HUNDREDS of firefighters have lost a bid to boost their holiday entitlements.
It is the first dispute over government plans introduced by Public Expenditure and Reform Minister Brendan Howlin to standardise holidays across the public sector.
These plans mean annual leave should range from a minimum of 22 days to a maximum of 32 days from January.
Nine-hundred Dublin firefighters, who claimed they got 23 days off a year, said that three of these days -- known as "winter leave" -- were not part of their annual holidays.
They argued that their annual leave entitlement was therefore 20 days, and that this should increase to 22 days under the new rules.
As they would continue to get the three "winter leave" days on top of this, they would end up with 25 days off.
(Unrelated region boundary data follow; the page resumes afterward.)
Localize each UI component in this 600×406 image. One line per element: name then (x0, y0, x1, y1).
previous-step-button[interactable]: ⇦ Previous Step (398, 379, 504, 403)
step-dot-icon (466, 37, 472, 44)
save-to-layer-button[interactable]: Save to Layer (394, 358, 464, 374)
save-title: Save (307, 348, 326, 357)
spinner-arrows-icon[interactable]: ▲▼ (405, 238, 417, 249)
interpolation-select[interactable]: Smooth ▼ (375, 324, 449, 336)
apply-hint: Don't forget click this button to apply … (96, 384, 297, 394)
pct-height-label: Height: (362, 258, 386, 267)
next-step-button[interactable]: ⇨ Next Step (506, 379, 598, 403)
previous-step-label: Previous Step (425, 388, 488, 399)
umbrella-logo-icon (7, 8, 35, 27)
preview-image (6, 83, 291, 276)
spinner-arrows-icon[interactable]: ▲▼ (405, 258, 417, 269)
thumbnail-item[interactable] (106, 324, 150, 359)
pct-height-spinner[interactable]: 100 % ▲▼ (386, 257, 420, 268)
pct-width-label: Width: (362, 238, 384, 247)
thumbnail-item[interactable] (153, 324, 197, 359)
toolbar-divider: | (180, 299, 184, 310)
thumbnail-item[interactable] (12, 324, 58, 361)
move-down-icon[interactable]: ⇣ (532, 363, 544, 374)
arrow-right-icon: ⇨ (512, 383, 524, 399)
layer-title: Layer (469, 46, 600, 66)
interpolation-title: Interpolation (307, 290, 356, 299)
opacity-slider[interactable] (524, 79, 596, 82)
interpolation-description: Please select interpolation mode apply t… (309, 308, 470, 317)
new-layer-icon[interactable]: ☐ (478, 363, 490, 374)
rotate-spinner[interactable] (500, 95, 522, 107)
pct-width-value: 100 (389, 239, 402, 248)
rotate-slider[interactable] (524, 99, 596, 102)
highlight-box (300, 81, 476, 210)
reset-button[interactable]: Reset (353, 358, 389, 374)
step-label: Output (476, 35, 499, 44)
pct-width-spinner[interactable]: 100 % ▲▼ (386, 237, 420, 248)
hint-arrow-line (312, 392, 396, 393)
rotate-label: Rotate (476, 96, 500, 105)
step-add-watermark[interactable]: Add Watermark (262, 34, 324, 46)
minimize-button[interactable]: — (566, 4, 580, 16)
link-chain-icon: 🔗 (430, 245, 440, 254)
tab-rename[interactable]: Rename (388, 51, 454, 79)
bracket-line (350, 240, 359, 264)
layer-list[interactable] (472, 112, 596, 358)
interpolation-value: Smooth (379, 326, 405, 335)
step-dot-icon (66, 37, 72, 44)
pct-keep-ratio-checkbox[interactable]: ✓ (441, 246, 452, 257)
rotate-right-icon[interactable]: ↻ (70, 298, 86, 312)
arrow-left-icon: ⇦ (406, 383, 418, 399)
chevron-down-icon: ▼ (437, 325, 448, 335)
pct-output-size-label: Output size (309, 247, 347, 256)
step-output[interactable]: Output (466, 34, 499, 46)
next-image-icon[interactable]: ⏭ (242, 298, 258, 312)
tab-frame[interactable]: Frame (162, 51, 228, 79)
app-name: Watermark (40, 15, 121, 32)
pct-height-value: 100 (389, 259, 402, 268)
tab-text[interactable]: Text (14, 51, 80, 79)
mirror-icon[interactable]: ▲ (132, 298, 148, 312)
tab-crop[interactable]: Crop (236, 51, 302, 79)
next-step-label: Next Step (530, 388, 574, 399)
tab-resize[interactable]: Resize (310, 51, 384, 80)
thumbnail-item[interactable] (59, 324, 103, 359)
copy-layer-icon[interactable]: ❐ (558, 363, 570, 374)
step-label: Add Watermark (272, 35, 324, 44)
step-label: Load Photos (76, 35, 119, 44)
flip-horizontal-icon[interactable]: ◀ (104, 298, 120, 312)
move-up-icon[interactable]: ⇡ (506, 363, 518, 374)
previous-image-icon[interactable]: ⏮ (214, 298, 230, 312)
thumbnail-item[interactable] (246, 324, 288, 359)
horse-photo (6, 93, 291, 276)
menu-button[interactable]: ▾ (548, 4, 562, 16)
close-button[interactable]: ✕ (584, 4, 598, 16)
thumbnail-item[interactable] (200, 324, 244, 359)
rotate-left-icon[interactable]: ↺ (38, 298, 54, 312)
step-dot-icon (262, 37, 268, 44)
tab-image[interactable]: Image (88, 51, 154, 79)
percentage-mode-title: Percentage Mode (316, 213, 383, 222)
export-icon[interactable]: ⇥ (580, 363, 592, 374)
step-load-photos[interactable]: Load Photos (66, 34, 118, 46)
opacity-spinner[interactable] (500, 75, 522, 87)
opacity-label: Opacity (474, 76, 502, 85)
But the Labour Court has rejected their claim that winter leave is not part of annual leave.
It found that winter leave was part of their regular holidays, noting that it is "clearly annual leave because it is granted annually".
The city council had warned that an increase in firefighters' holidays would "have significant financial implications".
"We are assessing the implications of the recommendation and will be discussing it with the unions in the new year," said a council spokesman.
He was unable to say when the "winter leave" days were taken or whether they were the normal arrangement at other local authorities.
The council argued that the firefighters enjoyed "very generous" leave and roster arrangements.
It claimed they got 24 days of annual leave -- compared with the unions' claim that they got 20 days plus three winter days.
The council said their entitlement was above the minimum proposed in the plans to standardise holidays.
In its recommendation, which has just been issued, the court found that the firefighters got 24 days off as well as holidays for working more than 39 hours a week.
It found there was no documentation to explain how or why winter days were given.
It said winter leave was probably granted in recognition of the firefighters working shifts.
"There is no record in which the origin or purpose of the three days is clearly described one way or the other," it said.
"The city council is unable to say with any degree of confidence why, or when, the disputed leave was introduced."
It said the council thought it was brought in in 1970 in recognition of the hours then worked by the fire brigade.
The unions said they believed it was introduced in 1968 to bring the firefighters' leave into line with other municipal employees.
"However, the evidence relied upon by both sides is almost entirely anecdotal," said the court.
Public Expenditure and Reform Minister Brendan Howlin announced plans in November to bring an end to out-of-date leave arrangements.